THE IDEA WAS BORN OUT OF A SIMPLE QUESTION
It all began in the summer of 2013…
…The missions council of Desert Grace Community Church of the Nazarene was looking for an opportunity to make a difference. The council members were asking “How can we meet a need that no one else is currently meeting?” There were many wonderful, established agencies for so many great purposes … yet there must be some unmet need that the church could fill.
At the time, Rev. Clint Augustyn had just become the church’s lead pastor. He and his wife had received their first foster care license five years earlier and knew many of the challenges foster families faced – one of them being finding clothing and basic needs for children in care.
The missions council began dreaming of a place where foster families would be able to access the basic clothing and emergency needs for children in care. The place they envisioned would resemble more a children’s boutique than a utilitarian closet. It would be a place where foster kids would feel special and have choices designed just for them.
Soon the founders, Karen Liles, Amy Medieros, and Pastor Clint began transforming an unused room on the church campus into what is now known as Jessie’s Closet, named after Jessie Hall…
…Jessie was a leader in the missions council at Desert Grace for many years and had moved away. The “closet” that would bear her name was receiving fresh paint in kid-friendly colors, new store fixtures, and the first donated clothing.
Jessie’s Closet finally made its debut in the Fall. Some basic rules had been put in place: all of the donated items to be offered would have to be nearly perfect. Socks and underwear would have to be brand-new. Any used clothing was washed, inspected, and ironed so that you could hardly tell the difference between brand-new items and those which had been worn before.
At the time it opened, Jessie’s Closet had a very limited supply of clothing. The team also offered what they called “MyBags”, a hand-made bag filled with age-appropriate basic hygiene items as well as a toy that were for foster children to keep with them wherever they may go. The idea was that this would allow for a foster parent to spend the first 24 hours comforting the child rather than running around gathering supplies.
The original closet had very limited hours and attracted only a portion of Yuma’s foster families…
…Over time, new services were added – the availability of diapers, car seats, and other basic needs when available. The team wanted to meet even more needs and serve even more families.
In the summer of 2017, just four years after the idea was initially developed, the closet underwent a major transformation. Desert Grace formed a new, separate 501(c)3 nonprofit corporation that was given the name “Jessie’s Closet Foster Child Resource Center.” Plans were made to expand and move the closet to the center of town.
In February 2018, the Closet moved into its new location on Avenue A – the former Green Valley Pool and Patio store.
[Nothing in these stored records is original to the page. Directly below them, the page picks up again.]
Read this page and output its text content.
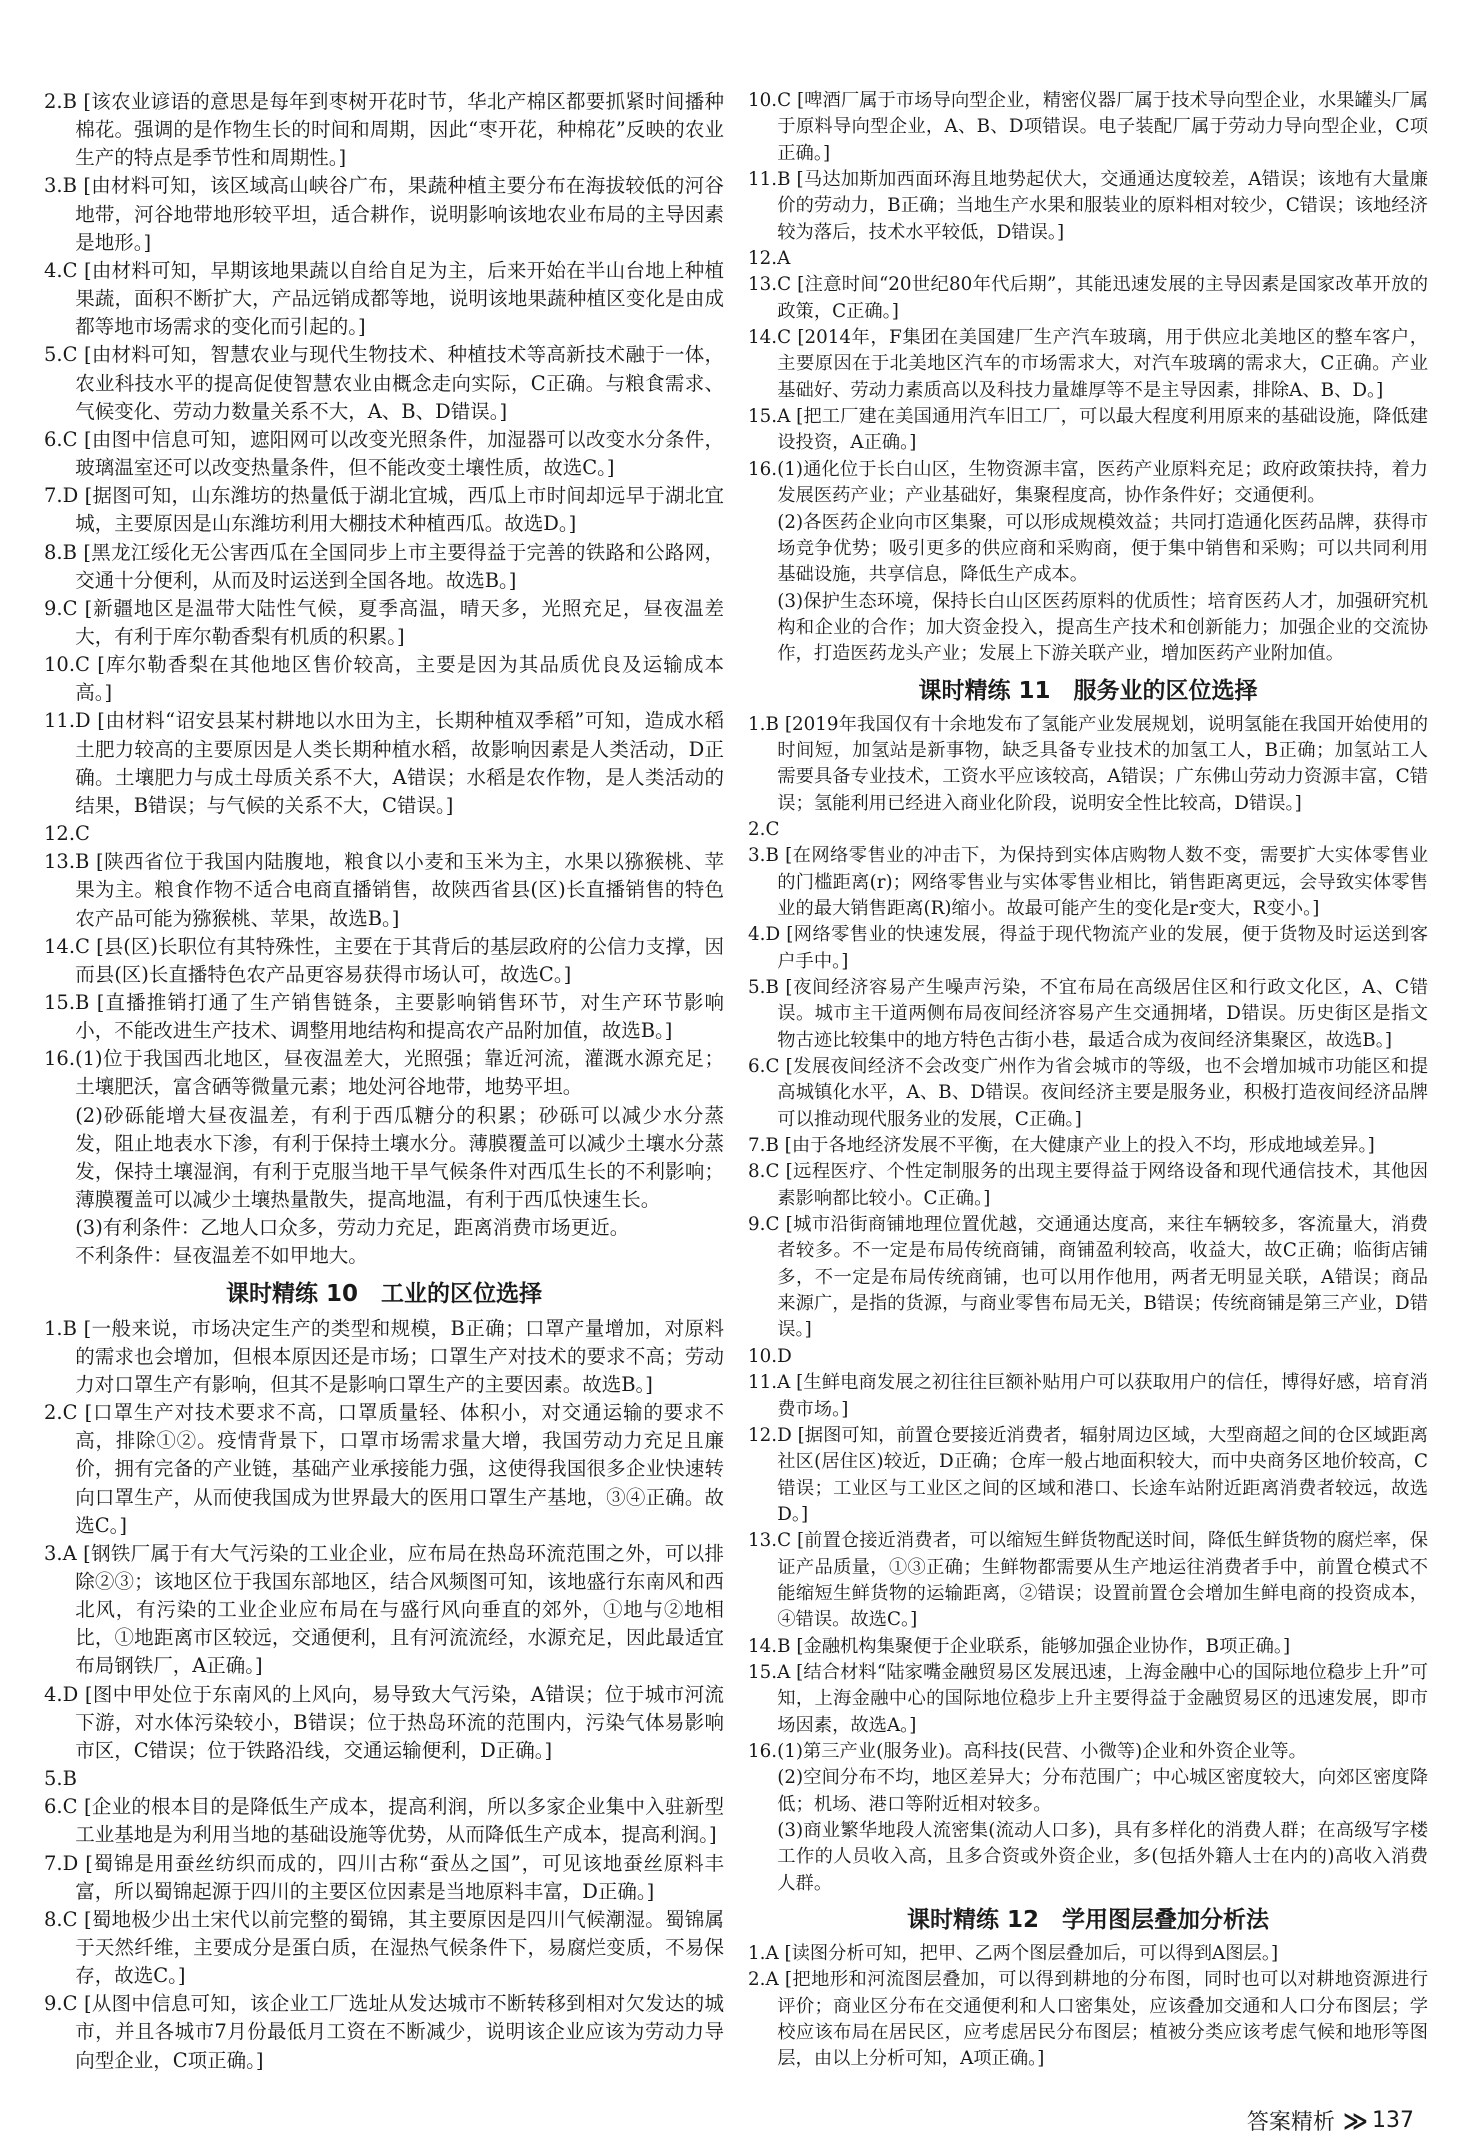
2.B [该农业谚语的意思是每年到枣树开花时节，华北产棉区都要抓紧时间播种棉花。强调的是作物生长的时间和周期，因此“枣开花，种棉花”反映的农业生产的特点是季节性和周期性。]

3.B [由材料可知，该区域高山峡谷广布，果蔬种植主要分布在海拔较低的河谷地带，河谷地带地形较平坦，适合耕作，说明影响该地农业布局的主导因素是地形。]

4.C [由材料可知，早期该地果蔬以自给自足为主，后来开始在半山台地上种植果蔬，面积不断扩大，产品远销成都等地，说明该地果蔬种植区变化是由成都等地市场需求的变化而引起的。]

5.C [由材料可知，智慧农业与现代生物技术、种植技术等高新技术融于一体，农业科技水平的提高促使智慧农业由概念走向实际，C正确。与粮食需求、气候变化、劳动力数量关系不大，A、B、D错误。]

6.C [由图中信息可知，遮阳网可以改变光照条件，加湿器可以改变水分条件，玻璃温室还可以改变热量条件，但不能改变土壤性质，故选C。]

7.D [据图可知，山东潍坊的热量低于湖北宜城，西瓜上市时间却远早于湖北宜城，主要原因是山东潍坊利用大棚技术种植西瓜。故选D。]

8.B [黑龙江绥化无公害西瓜在全国同步上市主要得益于完善的铁路和公路网，交通十分便利，从而及时运送到全国各地。故选B。]

9.C [新疆地区是温带大陆性气候，夏季高温，晴天多，光照充足，昼夜温差大，有利于库尔勒香梨有机质的积累。]

10.C [库尔勒香梨在其他地区售价较高，主要是因为其品质优良及运输成本高。]

11.D [由材料“诏安县某村耕地以水田为主，长期种植双季稻”可知，造成水稻土肥力较高的主要原因是人类长期种植水稻，故影响因素是人类活动，D正确。土壤肥力与成土母质关系不大，A错误；水稻是农作物，是人类活动的结果，B错误；与气候的关系不大，C错误。]

12.C

13.B [陕西省位于我国内陆腹地，粮食以小麦和玉米为主，水果以猕猴桃、苹果为主。粮食作物不适合电商直播销售，故陕西省县(区)长直播销售的特色农产品可能为猕猴桃、苹果，故选B。]

14.C [县(区)长职位有其特殊性，主要在于其背后的基层政府的公信力支撑，因而县(区)长直播特色农产品更容易获得市场认可，故选C。]

15.B [直播推销打通了生产销售链条，主要影响销售环节，对生产环节影响小，不能改进生产技术、调整用地结构和提高农产品附加值，故选B。]

16.(1)位于我国西北地区，昼夜温差大，光照强；靠近河流，灌溉水源充足；土壤肥沃，富含硒等微量元素；地处河谷地带，地势平坦。

(2)砂砾能增大昼夜温差，有利于西瓜糖分的积累；砂砾可以减少水分蒸发，阻止地表水下渗，有利于保持土壤水分。薄膜覆盖可以减少土壤水分蒸发，保持土壤湿润，有利于克服当地干旱气候条件对西瓜生长的不利影响；薄膜覆盖可以减少土壤热量散失，提高地温，有利于西瓜快速生长。

(3)有利条件：乙地人口众多，劳动力充足，距离消费市场更近。

不利条件：昼夜温差不如甲地大。

课时精练 10　工业的区位选择

1.B [一般来说，市场决定生产的类型和规模，B正确；口罩产量增加，对原料的需求也会增加，但根本原因还是市场；口罩生产对技术的要求不高；劳动力对口罩生产有影响，但其不是影响口罩生产的主要因素。故选B。]

2.C [口罩生产对技术要求不高，口罩质量轻、体积小，对交通运输的要求不高，排除①②。疫情背景下，口罩市场需求量大增，我国劳动力充足且廉价，拥有完备的产业链，基础产业承接能力强，这使得我国很多企业快速转向口罩生产，从而使我国成为世界最大的医用口罩生产基地，③④正确。故选C。]

3.A [钢铁厂属于有大气污染的工业企业，应布局在热岛环流范围之外，可以排除②③；该地区位于我国东部地区，结合风频图可知，该地盛行东南风和西北风，有污染的工业企业应布局在与盛行风向垂直的郊外，①地与②地相比，①地距离市区较远，交通便利，且有河流流经，水源充足，因此最适宜布局钢铁厂，A正确。]

4.D [图中甲处位于东南风的上风向，易导致大气污染，A错误；位于城市河流下游，对水体污染较小，B错误；位于热岛环流的范围内，污染气体易影响市区，C错误；位于铁路沿线，交通运输便利，D正确。]

5.B

6.C [企业的根本目的是降低生产成本，提高利润，所以多家企业集中入驻新型工业基地是为利用当地的基础设施等优势，从而降低生产成本，提高利润。]

7.D [蜀锦是用蚕丝纺织而成的，四川古称“蚕丛之国”，可见该地蚕丝原料丰富，所以蜀锦起源于四川的主要区位因素是当地原料丰富，D正确。]

8.C [蜀地极少出土宋代以前完整的蜀锦，其主要原因是四川气候潮湿。蜀锦属于天然纤维，主要成分是蛋白质，在湿热气候条件下，易腐烂变质，不易保存，故选C。]

9.C [从图中信息可知，该企业工厂选址从发达城市不断转移到相对欠发达的城市，并且各城市7月份最低月工资在不断减少，说明该企业应该为劳动力导向型企业，C项正确。]

10.C [啤酒厂属于市场导向型企业，精密仪器厂属于技术导向型企业，水果罐头厂属于原料导向型企业，A、B、D项错误。电子装配厂属于劳动力导向型企业，C项正确。]

11.B [马达加斯加西面环海且地势起伏大，交通通达度较差，A错误；该地有大量廉价的劳动力，B正确；当地生产水果和服装业的原料相对较少，C错误；该地经济较为落后，技术水平较低，D错误。]

12.A

13.C [注意时间“20世纪80年代后期”，其能迅速发展的主导因素是国家改革开放的政策，C正确。]

14.C [2014年，F集团在美国建厂生产汽车玻璃，用于供应北美地区的整车客户，主要原因在于北美地区汽车的市场需求大，对汽车玻璃的需求大，C正确。产业基础好、劳动力素质高以及科技力量雄厚等不是主导因素，排除A、B、D。]

15.A [把工厂建在美国通用汽车旧工厂，可以最大程度利用原来的基础设施，降低建设投资，A正确。]

16.(1)通化位于长白山区，生物资源丰富，医药产业原料充足；政府政策扶持，着力发展医药产业；产业基础好，集聚程度高，协作条件好；交通便利。

(2)各医药企业向市区集聚，可以形成规模效益；共同打造通化医药品牌，获得市场竞争优势；吸引更多的供应商和采购商，便于集中销售和采购；可以共同利用基础设施，共享信息，降低生产成本。

(3)保护生态环境，保持长白山区医药原料的优质性；培育医药人才，加强研究机构和企业的合作；加大资金投入，提高生产技术和创新能力；加强企业的交流协作，打造医药龙头产业；发展上下游关联产业，增加医药产业附加值。

课时精练 11　服务业的区位选择

1.B [2019年我国仅有十余地发布了氢能产业发展规划，说明氢能在我国开始使用的时间短，加氢站是新事物，缺乏具备专业技术的加氢工人，B正确；加氢站工人需要具备专业技术，工资水平应该较高，A错误；广东佛山劳动力资源丰富，C错误；氢能利用已经进入商业化阶段，说明安全性比较高，D错误。]

2.C

3.B [在网络零售业的冲击下，为保持到实体店购物人数不变，需要扩大实体零售业的门槛距离(r)；网络零售业与实体零售业相比，销售距离更远，会导致实体零售业的最大销售距离(R)缩小。故最可能产生的变化是r变大，R变小。]

4.D [网络零售业的快速发展，得益于现代物流产业的发展，便于货物及时运送到客户手中。]

5.B [夜间经济容易产生噪声污染，不宜布局在高级居住区和行政文化区，A、C错误。城市主干道两侧布局夜间经济容易产生交通拥堵，D错误。历史街区是指文物古迹比较集中的地方特色古街小巷，最适合成为夜间经济集聚区，故选B。]

6.C [发展夜间经济不会改变广州作为省会城市的等级，也不会增加城市功能区和提高城镇化水平，A、B、D错误。夜间经济主要是服务业，积极打造夜间经济品牌可以推动现代服务业的发展，C正确。]

7.B [由于各地经济发展不平衡，在大健康产业上的投入不均，形成地域差异。]

8.C [远程医疗、个性定制服务的出现主要得益于网络设备和现代通信技术，其他因素影响都比较小。C正确。]

9.C [城市沿街商铺地理位置优越，交通通达度高，来往车辆较多，客流量大，消费者较多。不一定是布局传统商铺，商铺盈利较高，收益大，故C正确；临街店铺多，不一定是布局传统商铺，也可以用作他用，两者无明显关联，A错误；商品来源广，是指的货源，与商业零售布局无关，B错误；传统商铺是第三产业，D错误。]

10.D

11.A [生鲜电商发展之初往往巨额补贴用户可以获取用户的信任，博得好感，培育消费市场。]

12.D [据图可知，前置仓要接近消费者，辐射周边区域，大型商超之间的仓区域距离社区(居住区)较近，D正确；仓库一般占地面积较大，而中央商务区地价较高，C错误；工业区与工业区之间的区域和港口、长途车站附近距离消费者较远，故选D。]

13.C [前置仓接近消费者，可以缩短生鲜货物配送时间，降低生鲜货物的腐烂率，保证产品质量，①③正确；生鲜物都需要从生产地运往消费者手中，前置仓模式不能缩短生鲜货物的运输距离，②错误；设置前置仓会增加生鲜电商的投资成本，④错误。故选C。]

14.B [金融机构集聚便于企业联系，能够加强企业协作，B项正确。]

15.A [结合材料“陆家嘴金融贸易区发展迅速，上海金融中心的国际地位稳步上升”可知，上海金融中心的国际地位稳步上升主要得益于金融贸易区的迅速发展，即市场因素，故选A。]

16.(1)第三产业(服务业)。高科技(民营、小微等)企业和外资企业等。

(2)空间分布不均，地区差异大；分布范围广；中心城区密度较大，向郊区密度降低；机场、港口等附近相对较多。

(3)商业繁华地段人流密集(流动人口多)，具有多样化的消费人群；在高级写字楼工作的人员收入高，且多合资或外资企业，多(包括外籍人士在内的)高收入消费人群。

课时精练 12　学用图层叠加分析法

1.A [读图分析可知，把甲、乙两个图层叠加后，可以得到A图层。]

2.A [把地形和河流图层叠加，可以得到耕地的分布图，同时也可以对耕地资源进行评价；商业区分布在交通便利和人口密集处，应该叠加交通和人口分布图层；学校应该布局在居民区，应考虑居民分布图层；植被分类应该考虑气候和地形等图层，由以上分析可知，A项正确。]

答案精析 ≫ 137
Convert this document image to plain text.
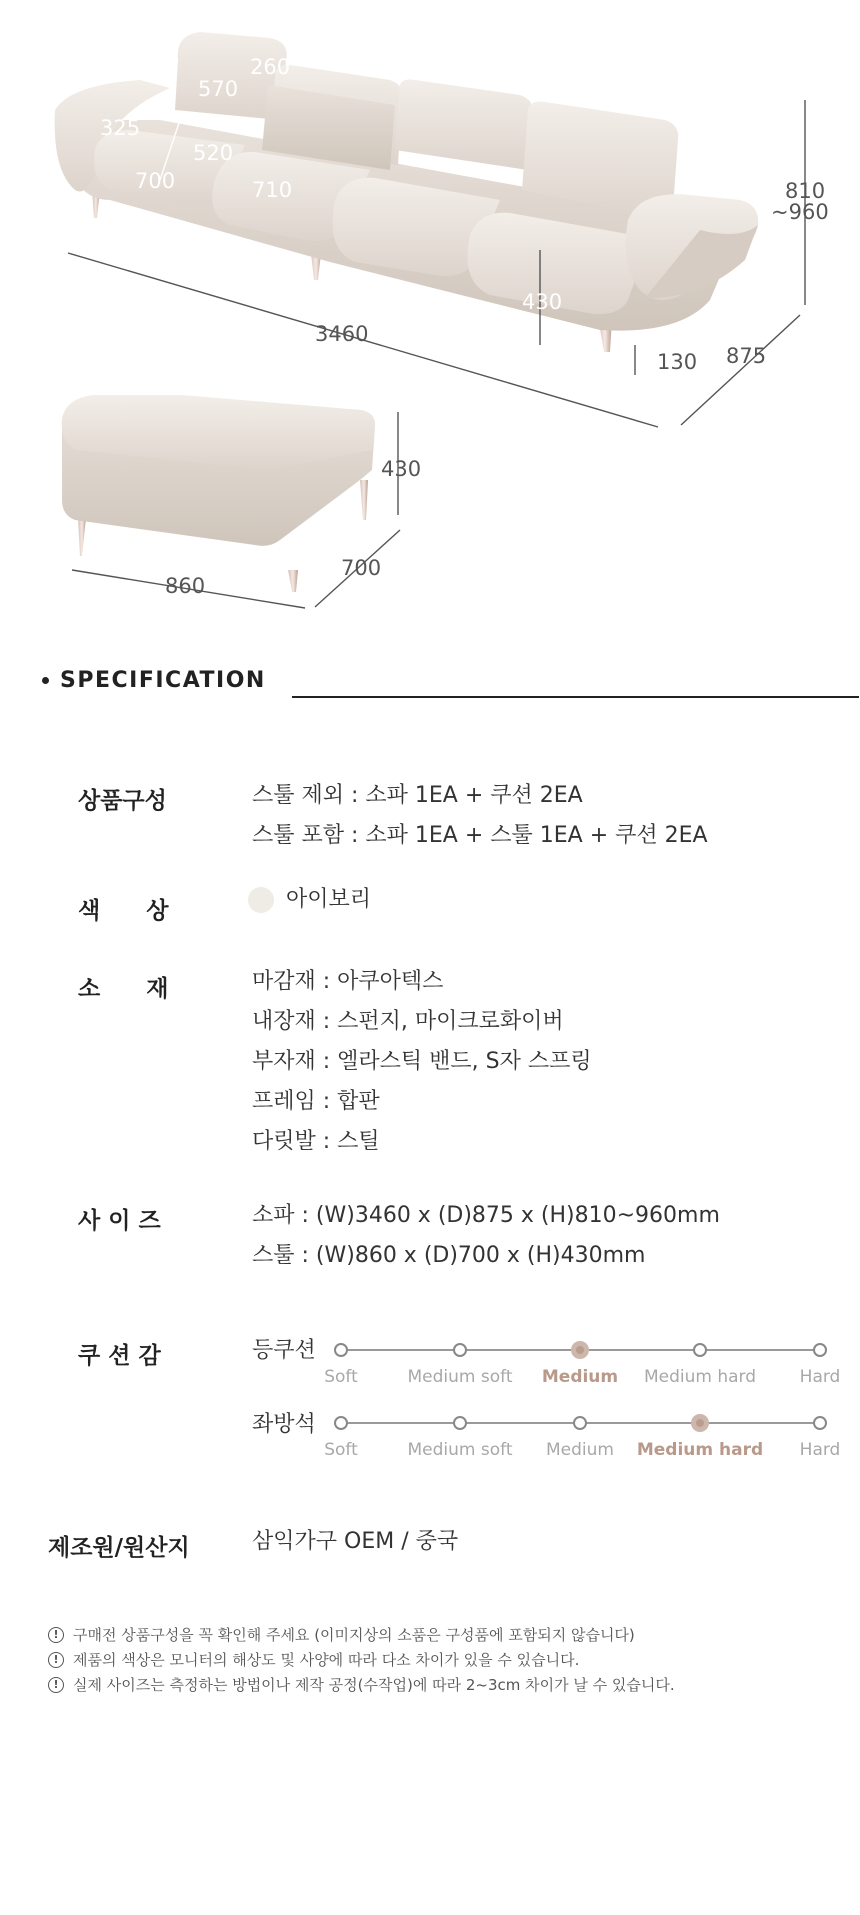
260
570
325
520
700	710	810
~960
430
3460
130 875
430
860
700
SPECIFICATION
상품구성	스툴 제외 : 소파 1EA + 쿠션 2EA
스툴 포함 : 소파 1EA + 스툴 1EA + 쿠션 2EA
색　　상	아이보리
소　　재	마감재 : 아쿠아텍스
내장재 : 스펀지, 마이크로화이버
부자재 : 엘라스틱 밴드, S자 스프링
프레임 : 합판
다릿발 : 스틸
사 이 즈	소파 : (W)3460 x (D)875 x (H)810~960mm
스툴 : (W)860 x (D)700 x (H)430mm
쿠 션 감	등쿠션
Soft	Medium soft Medium Medium hard	Hard
좌방석
Soft	Medium soft Medium Medium hard Hard
제조원/원산지	삼익가구 OEM / 중국
! 구매전 상품구성을 꼭 확인해 주세요 (이미지상의 소품은 구성품에 포함되지 않습니다)
! 제품의 색상은 모니터의 해상도 및 사양에 따라 다소 차이가 있을 수 있습니다.
! 실제 사이즈는 측정하는 방법이나 제작 공정(수작업)에 따라 2~3cm 차이가 날 수 있습니다.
With a significantly larger space, even more clothing could be displayed. Also, this meant significantly higher expenses with rent, utilities,and other costs that were previously covered as part of the church campus. To help raise funds to cover the costs, a thrift store named “Jessie’s Treasures” was added and
opened with the newly expanded Closet.
In 2021, the facility received a major facelift inside and out – and what may seem like a very small thing became very special: Jessie’s Closet had its very first dedicated changing room for foster kids trying on clothes!
The restroom was renovated and a washer and dryer were installed to help process clothing on-site. Rooms opened up and expanded the available space. The Center was able to hire some assistants to expand its hours and improve service to our most important clients: our foster families.
Jessie’s Closet Foster Child Resource Center and Jessie’s Treasures serves the Yuma community with plans to continue to improve the lives of foster families and children. Only God knows where things will go from here!